Extradé de Côte d'Ivoire
La personnalité de Youssouf Fofana, 28 ans, Français d'origine ivoirienne, est au centre de ce dossier. Il est considéré comme le chef du gang, l'instigateur de l'enlèvement et l'auteur unique de l'assassinat, commis à coups de couteau. Poursuivi pour "enlèvement, séquestration en bande organisée avec actes de tortures et de barbarie, assassinat", il reconnaît l'ensemble des faits mais nie avoir tué le jeune homme. Il encourt la réclusion à perpétuité. Après la mort d'Ilan Halimi, il a téléphoné au père et à l'amie de la victime pour les menacer de mort, depuis la Côte d'Ivoire où il avait fui. Il y a été finalement arrêté puis a été extradé vers Paris le 4 mars 2006. Il sera aussi jugé pour cinq autres tentatives d'enlèvements infructueuses ayant précédé l'affaire Halimi.
Selon les dépositions des membres du groupe, Ilan Halimi aurait été choisi parce qu'il était juif, ce qui, dans l'esprit des membres du gang, impliquait qu'il avait de l'argent et qu'il serait soutenu financièrement par sa communauté. Le parquet contestait initialement le mobile antisémite du crime, mais la circonstance aggravante de faits commis "en raison de l'appartenance de la victime à une ethnie, une race ou une religion déterminée" a finalement été retenue contre lui et un autre accusé pour la séquestration et l'assassinat. Parmi les autres accusés, dont 19 sont en prison, figurent les jeunes filles utilisées comme "appâts", les personnes ayant participé à son enlèvement et surveillé Ilan Halimi. Plusieurs suspects sont poursuivis pour les délits de non-assistance à personne en danger ou non-dénonciation de crime.

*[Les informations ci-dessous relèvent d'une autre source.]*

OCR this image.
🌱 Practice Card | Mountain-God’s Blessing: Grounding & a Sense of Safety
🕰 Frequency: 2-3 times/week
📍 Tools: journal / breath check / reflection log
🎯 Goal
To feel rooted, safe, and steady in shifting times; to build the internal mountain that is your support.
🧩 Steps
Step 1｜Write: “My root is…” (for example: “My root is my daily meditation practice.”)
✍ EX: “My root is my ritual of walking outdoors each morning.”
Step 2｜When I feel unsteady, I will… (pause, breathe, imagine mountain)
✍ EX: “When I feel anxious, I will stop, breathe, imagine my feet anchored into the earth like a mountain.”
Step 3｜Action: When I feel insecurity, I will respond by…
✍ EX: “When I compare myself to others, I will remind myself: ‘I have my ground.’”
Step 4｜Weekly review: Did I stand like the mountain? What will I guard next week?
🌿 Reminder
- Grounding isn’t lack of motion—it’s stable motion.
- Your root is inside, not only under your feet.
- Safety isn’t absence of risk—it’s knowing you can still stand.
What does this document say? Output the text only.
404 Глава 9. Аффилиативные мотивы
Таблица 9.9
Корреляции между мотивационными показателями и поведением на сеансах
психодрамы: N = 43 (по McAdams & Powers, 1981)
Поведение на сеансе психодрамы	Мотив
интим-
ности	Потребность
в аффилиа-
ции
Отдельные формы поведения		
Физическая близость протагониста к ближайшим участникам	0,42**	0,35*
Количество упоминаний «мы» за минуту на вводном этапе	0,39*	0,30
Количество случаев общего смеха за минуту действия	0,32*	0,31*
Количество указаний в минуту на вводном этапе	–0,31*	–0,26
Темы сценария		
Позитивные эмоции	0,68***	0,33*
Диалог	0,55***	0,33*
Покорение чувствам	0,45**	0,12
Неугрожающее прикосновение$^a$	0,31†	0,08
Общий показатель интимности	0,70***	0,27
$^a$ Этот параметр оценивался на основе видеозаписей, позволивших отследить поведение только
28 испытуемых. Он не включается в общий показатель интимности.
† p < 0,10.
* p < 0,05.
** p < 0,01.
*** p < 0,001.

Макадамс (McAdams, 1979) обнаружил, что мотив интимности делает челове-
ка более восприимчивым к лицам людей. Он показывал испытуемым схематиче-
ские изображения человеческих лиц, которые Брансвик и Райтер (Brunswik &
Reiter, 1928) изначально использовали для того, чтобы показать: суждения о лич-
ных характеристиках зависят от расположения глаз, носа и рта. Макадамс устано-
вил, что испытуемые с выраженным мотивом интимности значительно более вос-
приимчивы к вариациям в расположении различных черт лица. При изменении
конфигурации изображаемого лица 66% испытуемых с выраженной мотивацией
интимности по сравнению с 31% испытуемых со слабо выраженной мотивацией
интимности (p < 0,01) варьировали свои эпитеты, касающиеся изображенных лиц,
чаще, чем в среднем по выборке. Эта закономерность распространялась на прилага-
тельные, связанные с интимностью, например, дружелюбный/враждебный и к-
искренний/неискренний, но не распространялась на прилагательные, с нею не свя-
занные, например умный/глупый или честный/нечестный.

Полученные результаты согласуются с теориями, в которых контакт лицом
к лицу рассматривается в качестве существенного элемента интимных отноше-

| Le huis clos, un principe de droit aux assises des mineurs |
Le procès du meurtre d'Ilan Halimi, qui s'ouvre mercredi à Paris, devrait se tenir en l'absence des journalistes car le huis clos est un principe de droit pour toute audience devant la cour d'assises des mineurs. Deux des 27 accusés n'avaient pas 18 ans au moment des faits début 2006 et la justice, qui les considère encore comme "mineurs", n'a pas disjoint leurs cas Cela explique que toute la procédure, y compris les débats concernant les majeurs, relève du huis clos excluant tous les journalistes, et le public à quelques exceptions près, d'après un principe édicté par l'Ordonnance du 2 février 1945 sur la délinquance des mineurs. Le Code de procédure pénale (art. 306) précise que le huis clos peut être levé à la cour d'assises des mineurs, mais à la double condition qu'un accusé mineur en fasse la demande et qu'aucun autre dans la même situation ne vienne s'opposer à cette demande. Dans le cas du procès de l'affaire Halimi, la jeune femme accusée d'avoir servi d'"appât" pour l'enlèvement d'Ilan, Emma (17 ans à l'époque) souhaite a priori le huis clos, et l'autre mineur accusé de complicité ne devrait pas contrarier ce voeu, selon leurs avocats. Favorable à un débat public, la famille Halimi devrait malgré tout réclamer, dès l'ouverture du procès, que le huis clos soit levé. |
(D'après agence)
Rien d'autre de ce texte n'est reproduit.